For playback, I used the Postman application.
As expected, after updating the page, the phone was successfully added to your personal account.
What we have.
We can add any phone number to our personal account without SMS verification and manage it as ours, namely:
- view balance and call details
- view the PUK1 code and the serial number of the SIM card, which allows you to replace the SIM card yourself
- add new services and change the tariff plan
- and most importantly - transfer money from phone to phone
You can’t imagine a better gift for scammers.
As expected, I immediately contacted Kyivstar customer support and asked for security contacts or a responsible employee of the development department to provide me with a detailed description of the essence of the vulnerability and how to reproduce it. As expected, I was refused my request and offered to send a description of the vulnerability either in chat, or through a universal form on the site.
Understanding what risks are possible if a detailed description of the vulnerability is available to any customer support employee, I still insisted on my request, but again without success.
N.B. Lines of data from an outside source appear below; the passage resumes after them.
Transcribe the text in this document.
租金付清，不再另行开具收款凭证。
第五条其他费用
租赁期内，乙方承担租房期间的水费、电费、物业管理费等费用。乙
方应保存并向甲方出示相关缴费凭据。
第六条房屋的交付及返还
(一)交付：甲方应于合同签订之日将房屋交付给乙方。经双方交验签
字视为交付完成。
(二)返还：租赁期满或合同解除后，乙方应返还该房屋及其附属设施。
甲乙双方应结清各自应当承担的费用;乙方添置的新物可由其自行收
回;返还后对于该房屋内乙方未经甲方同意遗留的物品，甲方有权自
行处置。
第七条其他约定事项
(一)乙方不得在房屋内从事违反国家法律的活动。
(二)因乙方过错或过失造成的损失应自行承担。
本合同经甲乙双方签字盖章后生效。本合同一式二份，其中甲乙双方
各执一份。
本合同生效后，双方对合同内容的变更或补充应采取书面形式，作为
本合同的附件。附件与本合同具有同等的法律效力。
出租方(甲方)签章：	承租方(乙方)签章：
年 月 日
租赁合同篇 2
Realizing that there is no other way out, I issued detailed instructions for reproducing the vulnerability in a Google Docs file, wrapped it in a link through the clickmeter.com link tracking serviceand sent to the chat.
As I expected, my application caused a stir and increased interest among company employees, which was displayed in the analytics service clickmeter.com:
Application for 2 days was viewed by 22 unique users.
According to statistics, you can see that the link was viewed both from computers and from mobile devices. The geography of views was also not limited to the Kiev office, in the list Kiev, Lviv, Dnepropetrovsk, Tbilisi.
Analyzing the statistics, it becomes clear that the existing communication channel with the company is not intended for filing applications of this kind and can lead to information leakage and exploitation by third parties until the vulnerability is closed.
It is worth paying tribute to the company, the responsible employee contacted me on the second day, thanked and asked to remove the link from the public. Over the next few weeks, the vulnerability was closed, and I was contacted again and informed that the application was completed.
This story reminds us that we need to be more careful about information security issues in companies of such a scale as Kyivstar, create separate communication channels for this, access to which will be available only to authorized employees. Well, as well as the company's participation in bug-bounty programs or the creation of its own also has a positive effect on strengthening the security of services.